Even Murphy's heroes tend to have racist moments. Think of Glee, which, as Complex noted, featured protagonist Rachel Berry (Lea Michele) shouting at a Filipino student in the third season premiere. She wasn't raising her voice out of anger, but out of the expectation that, because the student wasn't from the United States, she couldn't speak English. So Rachel shouting, still in English, was totally the answer.
What's the joke there? Is the culture clash supposed to be funny? Is the joke to be made of the oblivious Rachel? Because if it's the latter, remember that this is the same girl who, by the end of Glee's story, has all her Broadway dreams come true, with scores of friends supporting her. Again, Murphy turns away from making a flawed character have to face those flaws, instead sanctifying her.
Beyond just inserting racist statements into his characters' mouths, Murphy is notorious for clumsy depictions of people of color. Glee reduced its main Asian-American character, Tina (Jenna Ushkowitz), to a weepy mess, while the secondary Asian-American character, Mike (Harry Shum Jr.) was dropped after season four.
On the third season of American Horror Story, subtitled Coven, Murphy tackled race head-on. Unfortunately, much of that was in stereotypical fashion, with black characters defined by their blackness in crass ways. At one point, a black character (Queenie, played by Gabourey Sidibe) educates a racist woman (Kathy Bates' Delphine) who killed dozens of her slaves by showing her the miniseries Roots.
It's a decent joke, but it's a joke made about mass murder of slaves being solved by watching a TV program. It was also written by a non-black person. In fact, there was not one black writer credited on an episode of American Horror Story: Coven, and only one person of color: co-executive producer James Wong. In fact, Wong was the only writer of color credited on an American Horror Story episode for three full seasons.
Murphy's other shows have a similar lack of scribes of color. Scream Queens has yet to be written by anyone but a white man. It took Glee over two seasons to have any nonwhite, non-male credited writers. If Murphy wants to write about race, he'd be wise to include the voices of those who have experience and knowledge. As is becoming increasingly obvious, characters of color are often best understood by creators of color.
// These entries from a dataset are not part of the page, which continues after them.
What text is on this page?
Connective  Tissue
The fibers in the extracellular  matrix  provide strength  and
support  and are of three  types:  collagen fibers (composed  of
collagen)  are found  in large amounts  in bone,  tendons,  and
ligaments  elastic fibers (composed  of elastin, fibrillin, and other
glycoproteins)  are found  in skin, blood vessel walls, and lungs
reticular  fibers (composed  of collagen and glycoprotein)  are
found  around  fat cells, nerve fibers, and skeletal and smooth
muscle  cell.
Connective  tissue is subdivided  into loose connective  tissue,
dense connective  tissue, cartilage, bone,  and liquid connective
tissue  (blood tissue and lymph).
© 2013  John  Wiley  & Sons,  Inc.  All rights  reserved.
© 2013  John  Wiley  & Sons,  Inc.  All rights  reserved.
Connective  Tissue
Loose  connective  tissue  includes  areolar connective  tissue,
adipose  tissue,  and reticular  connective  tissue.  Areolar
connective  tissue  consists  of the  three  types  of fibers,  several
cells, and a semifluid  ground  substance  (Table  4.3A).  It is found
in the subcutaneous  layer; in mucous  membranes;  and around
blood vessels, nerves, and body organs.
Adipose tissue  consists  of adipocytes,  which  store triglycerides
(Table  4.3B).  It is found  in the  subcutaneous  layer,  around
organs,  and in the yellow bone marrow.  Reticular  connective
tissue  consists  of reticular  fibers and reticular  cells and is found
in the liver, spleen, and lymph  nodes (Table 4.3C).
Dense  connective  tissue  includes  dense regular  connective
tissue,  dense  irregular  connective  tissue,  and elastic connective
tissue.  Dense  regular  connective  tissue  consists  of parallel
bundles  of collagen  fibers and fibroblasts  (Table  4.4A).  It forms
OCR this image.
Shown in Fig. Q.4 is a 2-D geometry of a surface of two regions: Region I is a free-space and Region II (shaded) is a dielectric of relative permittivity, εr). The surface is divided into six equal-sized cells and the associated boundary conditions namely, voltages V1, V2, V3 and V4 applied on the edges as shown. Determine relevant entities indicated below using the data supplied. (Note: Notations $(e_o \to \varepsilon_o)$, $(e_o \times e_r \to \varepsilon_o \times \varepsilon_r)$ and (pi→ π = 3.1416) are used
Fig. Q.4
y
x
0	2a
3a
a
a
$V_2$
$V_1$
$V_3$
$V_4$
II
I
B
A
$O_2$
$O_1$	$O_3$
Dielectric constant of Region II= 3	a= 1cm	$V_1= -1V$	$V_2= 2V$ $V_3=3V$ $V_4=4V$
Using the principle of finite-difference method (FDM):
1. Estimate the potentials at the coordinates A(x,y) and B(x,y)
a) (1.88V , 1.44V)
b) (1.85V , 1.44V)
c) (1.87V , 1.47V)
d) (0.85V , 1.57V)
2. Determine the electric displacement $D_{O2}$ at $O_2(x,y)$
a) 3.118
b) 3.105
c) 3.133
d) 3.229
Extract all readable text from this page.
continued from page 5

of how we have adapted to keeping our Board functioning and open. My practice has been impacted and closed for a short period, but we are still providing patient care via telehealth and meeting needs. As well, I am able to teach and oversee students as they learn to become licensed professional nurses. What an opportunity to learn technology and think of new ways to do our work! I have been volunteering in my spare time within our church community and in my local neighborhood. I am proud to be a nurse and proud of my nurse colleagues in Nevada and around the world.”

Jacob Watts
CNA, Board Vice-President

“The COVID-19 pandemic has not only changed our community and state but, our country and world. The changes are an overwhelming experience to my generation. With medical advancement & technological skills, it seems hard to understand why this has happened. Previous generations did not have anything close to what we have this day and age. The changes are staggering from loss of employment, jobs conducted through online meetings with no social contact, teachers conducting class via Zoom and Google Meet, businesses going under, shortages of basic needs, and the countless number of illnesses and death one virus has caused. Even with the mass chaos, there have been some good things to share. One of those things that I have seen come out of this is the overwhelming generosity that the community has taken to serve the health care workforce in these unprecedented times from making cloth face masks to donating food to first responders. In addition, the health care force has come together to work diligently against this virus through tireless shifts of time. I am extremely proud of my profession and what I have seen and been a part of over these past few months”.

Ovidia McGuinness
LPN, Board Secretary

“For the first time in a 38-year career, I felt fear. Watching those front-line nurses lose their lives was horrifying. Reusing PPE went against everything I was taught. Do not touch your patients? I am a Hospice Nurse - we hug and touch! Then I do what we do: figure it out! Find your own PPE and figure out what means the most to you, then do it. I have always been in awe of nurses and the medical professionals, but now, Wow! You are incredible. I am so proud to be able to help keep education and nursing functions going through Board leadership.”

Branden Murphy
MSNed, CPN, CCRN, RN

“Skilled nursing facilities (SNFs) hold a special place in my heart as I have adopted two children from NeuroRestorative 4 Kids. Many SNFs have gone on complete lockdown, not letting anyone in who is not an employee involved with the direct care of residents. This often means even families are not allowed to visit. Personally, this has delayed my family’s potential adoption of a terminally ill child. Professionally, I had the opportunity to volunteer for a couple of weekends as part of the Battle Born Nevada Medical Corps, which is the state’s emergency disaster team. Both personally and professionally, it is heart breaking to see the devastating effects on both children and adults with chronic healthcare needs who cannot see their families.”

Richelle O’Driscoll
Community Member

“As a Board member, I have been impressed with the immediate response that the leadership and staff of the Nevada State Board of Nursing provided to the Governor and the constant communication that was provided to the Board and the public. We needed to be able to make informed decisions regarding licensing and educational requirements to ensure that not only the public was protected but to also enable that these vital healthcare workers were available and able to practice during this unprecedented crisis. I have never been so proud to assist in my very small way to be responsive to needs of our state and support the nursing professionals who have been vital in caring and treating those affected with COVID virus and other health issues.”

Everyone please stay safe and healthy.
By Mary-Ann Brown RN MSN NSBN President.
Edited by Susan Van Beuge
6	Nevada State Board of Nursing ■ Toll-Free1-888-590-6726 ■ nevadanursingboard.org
We are nowhere near the end of peak Murphy. His series American Crime Story: The People vs. O.J. Simpson starts in February on FX. That's a charged story with lots of potential issues with representation. Is Murphy able to handle it with grace, to open his ears to people of color? Hopefully so.
Murphy has a responsibility to do better, and critics and audiences alike have a responsibility to call him out. Giggling over the outsized racism gives him validation that he's doing right. Luckily, it looks like viewers are already tiring of it: Scream Queens is one of Murphy's lowest-rated series ever. That hasn't stopped Fox from getting interested in season two, of course. They need to keep Murphy around.
Murphy should be able to push boundaries and engage in the excesses he loves. Audiences love him for that. Yet he can do all that without adding a gross and unnecessary veneer of racism to the top. If he hires more writers of color and starts crafting smarter plots, he may be able to do that. For now, though, the time for giving him a pass on race is over.